= David H. Chafey Jr. =

Puerto Rican businessman

David H. Chafey Jr. is a business executive and the current chairman of the board of the Puerto Rico Government Development Bank. Before the GDB, Chafey was the Chief Operating Officer of Popular, Inc. and former President of Banco Popular de Puerto Rico. Chafey is a member of the Caribbean Business Hall of Fame in recognition of him being named one of Puerto Rico's Top Ten Business Leaders for the fifth year in a row in 2008.

==Career==
Chafey began his career at Banco Popular in 1980 as vice president of the Investment Division and became senior vice president of the Investment Group in 1985. He was appointed CFO in 1990, in charge of the Financial Management Group, senior executive vice president in charge of Retail Banking Group in 1995, and president of Banco Popular de Puerto Rico in 2004. In 2009, he was appointed president and chief operating officer of Popular, Inc. serving in such capacity until 2010.

He currently serves on the Board of Directors of Triple S Management, Indulac and the Puerto Rico Dairy Industry Development Fund, and is chairman of the board for the Puerto Rico Open a PGA Tour tournament.

During his career he has served on numerous boards of directors, including Popular, Inc., VISA Latin American and Caribbean, and VISA International.
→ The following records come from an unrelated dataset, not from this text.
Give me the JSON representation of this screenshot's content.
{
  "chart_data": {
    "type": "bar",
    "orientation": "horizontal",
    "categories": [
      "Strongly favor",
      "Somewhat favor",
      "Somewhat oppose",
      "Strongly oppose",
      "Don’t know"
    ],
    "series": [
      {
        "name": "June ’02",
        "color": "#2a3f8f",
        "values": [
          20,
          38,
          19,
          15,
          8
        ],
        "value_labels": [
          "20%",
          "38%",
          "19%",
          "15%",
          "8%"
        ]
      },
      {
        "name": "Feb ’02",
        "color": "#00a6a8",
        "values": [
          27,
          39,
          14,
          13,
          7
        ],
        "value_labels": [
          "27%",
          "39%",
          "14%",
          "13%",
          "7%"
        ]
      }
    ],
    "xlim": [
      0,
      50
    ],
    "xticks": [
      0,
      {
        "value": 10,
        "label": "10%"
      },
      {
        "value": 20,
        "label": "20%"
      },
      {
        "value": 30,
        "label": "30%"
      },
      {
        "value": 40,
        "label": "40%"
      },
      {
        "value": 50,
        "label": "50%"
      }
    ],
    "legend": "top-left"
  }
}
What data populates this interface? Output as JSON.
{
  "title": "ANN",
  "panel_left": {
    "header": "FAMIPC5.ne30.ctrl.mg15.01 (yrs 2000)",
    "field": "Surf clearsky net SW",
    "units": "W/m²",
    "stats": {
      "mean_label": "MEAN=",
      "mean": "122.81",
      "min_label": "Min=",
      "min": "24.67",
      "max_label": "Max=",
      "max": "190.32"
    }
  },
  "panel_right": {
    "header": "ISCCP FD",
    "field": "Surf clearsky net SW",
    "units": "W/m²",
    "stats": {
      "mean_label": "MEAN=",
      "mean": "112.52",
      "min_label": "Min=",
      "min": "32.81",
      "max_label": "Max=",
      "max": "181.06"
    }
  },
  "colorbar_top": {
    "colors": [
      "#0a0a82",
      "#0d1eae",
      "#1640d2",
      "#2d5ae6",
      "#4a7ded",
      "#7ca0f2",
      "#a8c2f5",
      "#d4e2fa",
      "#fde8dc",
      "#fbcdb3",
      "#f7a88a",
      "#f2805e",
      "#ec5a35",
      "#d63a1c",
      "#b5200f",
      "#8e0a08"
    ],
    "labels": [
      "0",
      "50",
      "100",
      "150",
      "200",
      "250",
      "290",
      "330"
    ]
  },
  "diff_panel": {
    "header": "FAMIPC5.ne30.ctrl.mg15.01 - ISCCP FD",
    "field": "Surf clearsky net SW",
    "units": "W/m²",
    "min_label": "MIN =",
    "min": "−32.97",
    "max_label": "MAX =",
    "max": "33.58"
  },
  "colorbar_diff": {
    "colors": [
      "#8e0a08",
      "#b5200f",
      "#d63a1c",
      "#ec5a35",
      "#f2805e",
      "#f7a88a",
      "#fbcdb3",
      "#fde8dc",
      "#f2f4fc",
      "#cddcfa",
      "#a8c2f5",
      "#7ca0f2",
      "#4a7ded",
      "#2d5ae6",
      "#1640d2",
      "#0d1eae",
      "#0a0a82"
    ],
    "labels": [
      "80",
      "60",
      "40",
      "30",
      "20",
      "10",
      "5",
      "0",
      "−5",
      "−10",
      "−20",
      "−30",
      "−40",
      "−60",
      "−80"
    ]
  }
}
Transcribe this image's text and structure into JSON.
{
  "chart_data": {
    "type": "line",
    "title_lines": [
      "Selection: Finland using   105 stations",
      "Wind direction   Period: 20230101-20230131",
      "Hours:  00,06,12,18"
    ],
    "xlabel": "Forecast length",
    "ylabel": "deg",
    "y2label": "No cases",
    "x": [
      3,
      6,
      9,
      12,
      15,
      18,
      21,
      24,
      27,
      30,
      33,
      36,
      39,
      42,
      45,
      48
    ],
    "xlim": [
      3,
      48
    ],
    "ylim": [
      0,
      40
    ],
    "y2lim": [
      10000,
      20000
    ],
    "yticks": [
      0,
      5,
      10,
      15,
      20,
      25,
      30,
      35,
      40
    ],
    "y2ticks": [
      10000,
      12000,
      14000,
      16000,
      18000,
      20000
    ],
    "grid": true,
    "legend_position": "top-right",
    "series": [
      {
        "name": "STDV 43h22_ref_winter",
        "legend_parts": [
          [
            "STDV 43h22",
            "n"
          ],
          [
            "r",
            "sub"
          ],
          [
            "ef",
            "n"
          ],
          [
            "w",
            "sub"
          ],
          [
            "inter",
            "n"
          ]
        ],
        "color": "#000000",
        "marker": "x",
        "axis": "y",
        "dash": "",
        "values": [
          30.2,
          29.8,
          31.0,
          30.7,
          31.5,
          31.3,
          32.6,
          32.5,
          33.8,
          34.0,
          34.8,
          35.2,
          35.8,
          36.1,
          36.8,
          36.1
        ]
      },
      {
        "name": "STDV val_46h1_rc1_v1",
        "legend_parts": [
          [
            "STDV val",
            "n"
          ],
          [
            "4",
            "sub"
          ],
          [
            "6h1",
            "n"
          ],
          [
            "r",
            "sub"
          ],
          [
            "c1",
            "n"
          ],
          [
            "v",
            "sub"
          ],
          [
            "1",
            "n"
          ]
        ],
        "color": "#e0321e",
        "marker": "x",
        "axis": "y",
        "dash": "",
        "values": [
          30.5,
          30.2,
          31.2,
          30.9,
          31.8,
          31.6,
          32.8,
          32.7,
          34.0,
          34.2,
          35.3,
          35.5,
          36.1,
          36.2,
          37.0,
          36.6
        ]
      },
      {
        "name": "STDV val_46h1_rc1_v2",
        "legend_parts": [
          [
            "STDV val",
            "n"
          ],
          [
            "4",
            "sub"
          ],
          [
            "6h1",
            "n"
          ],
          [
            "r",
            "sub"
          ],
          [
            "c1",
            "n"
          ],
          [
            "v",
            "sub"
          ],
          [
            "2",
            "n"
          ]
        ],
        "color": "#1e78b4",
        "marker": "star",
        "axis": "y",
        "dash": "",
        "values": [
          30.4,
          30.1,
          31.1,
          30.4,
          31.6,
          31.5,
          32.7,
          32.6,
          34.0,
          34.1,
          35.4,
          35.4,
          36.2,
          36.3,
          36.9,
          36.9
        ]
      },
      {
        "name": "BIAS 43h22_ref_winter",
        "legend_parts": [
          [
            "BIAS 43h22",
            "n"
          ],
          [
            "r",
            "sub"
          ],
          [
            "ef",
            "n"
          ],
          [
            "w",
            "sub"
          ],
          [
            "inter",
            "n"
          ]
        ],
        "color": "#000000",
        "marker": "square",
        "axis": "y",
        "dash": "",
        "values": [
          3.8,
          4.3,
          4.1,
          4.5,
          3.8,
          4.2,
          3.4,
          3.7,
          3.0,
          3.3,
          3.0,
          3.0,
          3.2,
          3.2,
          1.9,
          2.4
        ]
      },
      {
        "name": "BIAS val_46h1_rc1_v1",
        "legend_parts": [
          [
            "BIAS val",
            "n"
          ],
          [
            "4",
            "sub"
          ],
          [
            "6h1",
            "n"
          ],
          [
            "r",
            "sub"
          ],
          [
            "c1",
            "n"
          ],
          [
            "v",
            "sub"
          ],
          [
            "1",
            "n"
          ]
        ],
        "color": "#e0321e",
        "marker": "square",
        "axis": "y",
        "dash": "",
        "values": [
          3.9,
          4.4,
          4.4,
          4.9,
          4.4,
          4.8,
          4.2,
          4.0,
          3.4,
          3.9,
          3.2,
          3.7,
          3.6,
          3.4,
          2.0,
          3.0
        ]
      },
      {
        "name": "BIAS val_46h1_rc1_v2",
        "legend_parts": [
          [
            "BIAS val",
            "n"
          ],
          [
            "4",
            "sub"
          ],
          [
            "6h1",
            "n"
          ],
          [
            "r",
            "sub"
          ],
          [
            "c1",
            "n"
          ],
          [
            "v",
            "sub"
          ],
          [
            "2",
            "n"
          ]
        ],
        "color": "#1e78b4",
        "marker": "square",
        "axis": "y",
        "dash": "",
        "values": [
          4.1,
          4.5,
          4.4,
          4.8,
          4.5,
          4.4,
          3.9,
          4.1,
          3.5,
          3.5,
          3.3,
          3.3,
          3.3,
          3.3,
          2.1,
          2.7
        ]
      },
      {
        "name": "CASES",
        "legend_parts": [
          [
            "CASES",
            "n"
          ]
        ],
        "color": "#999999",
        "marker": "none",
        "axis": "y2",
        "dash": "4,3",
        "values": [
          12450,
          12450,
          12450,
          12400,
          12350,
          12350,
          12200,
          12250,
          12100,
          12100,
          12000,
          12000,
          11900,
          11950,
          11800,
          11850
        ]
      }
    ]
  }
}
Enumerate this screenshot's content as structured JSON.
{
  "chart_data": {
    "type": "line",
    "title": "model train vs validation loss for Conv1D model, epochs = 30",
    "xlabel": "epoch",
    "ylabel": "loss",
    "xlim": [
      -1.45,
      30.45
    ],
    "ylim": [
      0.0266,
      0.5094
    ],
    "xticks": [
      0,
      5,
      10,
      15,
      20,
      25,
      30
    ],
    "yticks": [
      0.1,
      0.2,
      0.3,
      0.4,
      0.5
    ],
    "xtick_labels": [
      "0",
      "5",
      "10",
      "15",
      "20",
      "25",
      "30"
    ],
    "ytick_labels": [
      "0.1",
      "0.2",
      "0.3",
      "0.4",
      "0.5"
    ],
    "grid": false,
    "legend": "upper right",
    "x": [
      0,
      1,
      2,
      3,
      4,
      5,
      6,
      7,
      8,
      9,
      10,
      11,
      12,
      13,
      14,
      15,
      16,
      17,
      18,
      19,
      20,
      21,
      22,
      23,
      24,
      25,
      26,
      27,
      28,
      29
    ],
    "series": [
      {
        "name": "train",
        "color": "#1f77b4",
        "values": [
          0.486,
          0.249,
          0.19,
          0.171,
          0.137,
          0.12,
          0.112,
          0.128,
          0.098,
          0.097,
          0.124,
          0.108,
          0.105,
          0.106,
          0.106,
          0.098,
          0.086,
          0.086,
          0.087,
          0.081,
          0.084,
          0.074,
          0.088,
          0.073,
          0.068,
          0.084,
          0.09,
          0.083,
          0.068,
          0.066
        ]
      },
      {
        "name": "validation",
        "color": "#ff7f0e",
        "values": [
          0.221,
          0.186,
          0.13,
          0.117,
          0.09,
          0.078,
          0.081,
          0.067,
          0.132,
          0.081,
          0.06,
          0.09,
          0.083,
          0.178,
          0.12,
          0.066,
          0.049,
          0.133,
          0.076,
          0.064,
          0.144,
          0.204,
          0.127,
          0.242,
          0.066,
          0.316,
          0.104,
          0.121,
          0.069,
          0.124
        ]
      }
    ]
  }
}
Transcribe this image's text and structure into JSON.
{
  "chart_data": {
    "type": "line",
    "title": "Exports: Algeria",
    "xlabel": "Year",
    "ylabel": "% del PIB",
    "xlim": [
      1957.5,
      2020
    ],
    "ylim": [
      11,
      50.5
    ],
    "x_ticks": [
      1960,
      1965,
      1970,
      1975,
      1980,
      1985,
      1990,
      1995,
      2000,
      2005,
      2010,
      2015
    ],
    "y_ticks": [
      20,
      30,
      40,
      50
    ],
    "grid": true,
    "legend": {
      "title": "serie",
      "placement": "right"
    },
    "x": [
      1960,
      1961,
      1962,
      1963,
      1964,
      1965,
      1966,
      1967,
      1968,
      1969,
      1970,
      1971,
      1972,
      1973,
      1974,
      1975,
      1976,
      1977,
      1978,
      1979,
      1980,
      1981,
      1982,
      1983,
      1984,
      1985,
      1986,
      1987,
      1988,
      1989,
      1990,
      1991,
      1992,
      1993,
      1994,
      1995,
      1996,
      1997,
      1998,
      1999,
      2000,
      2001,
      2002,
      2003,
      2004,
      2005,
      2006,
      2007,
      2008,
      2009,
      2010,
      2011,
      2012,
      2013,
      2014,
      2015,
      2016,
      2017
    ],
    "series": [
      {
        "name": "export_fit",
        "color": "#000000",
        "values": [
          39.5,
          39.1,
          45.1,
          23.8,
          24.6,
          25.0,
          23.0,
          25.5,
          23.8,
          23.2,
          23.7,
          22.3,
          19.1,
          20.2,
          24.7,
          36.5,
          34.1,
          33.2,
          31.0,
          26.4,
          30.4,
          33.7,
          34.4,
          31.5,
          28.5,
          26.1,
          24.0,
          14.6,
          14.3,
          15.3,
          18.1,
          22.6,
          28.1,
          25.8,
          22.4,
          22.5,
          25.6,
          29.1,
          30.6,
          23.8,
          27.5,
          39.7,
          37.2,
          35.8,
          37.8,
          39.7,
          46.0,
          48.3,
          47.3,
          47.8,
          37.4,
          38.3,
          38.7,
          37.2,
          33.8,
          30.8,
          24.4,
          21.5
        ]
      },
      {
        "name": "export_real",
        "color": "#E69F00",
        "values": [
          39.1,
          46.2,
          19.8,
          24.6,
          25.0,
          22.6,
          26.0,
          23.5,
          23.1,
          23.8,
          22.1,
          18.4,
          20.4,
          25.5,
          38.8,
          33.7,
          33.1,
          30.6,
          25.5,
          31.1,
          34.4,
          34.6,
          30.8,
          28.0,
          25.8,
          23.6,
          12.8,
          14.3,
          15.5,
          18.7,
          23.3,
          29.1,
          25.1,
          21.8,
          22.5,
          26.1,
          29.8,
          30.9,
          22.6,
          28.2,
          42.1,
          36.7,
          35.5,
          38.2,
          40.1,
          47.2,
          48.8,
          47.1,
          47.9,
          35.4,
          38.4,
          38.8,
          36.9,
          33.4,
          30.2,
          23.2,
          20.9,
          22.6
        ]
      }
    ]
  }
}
He has been chairman of the Board of the Puerto Rico Telephone Company, Grupo Guayacán, the Government Development Bank for Puerto Rico and several investment funds. He also served in the Board of Directors of family corporations in the Dominican Republic and México.

Mr. Chafey is a board member of San Jorge's Children Foundation and of Colegio San Ignacio's Advisory Committee and served as trustee for Fairfield University and the Ponce School of Medicine.

==Education==
Chafey received his bachelor's degree in finance from the Fairfield University Dolan School of Business and master of business administration from the New York University Stern School of Business.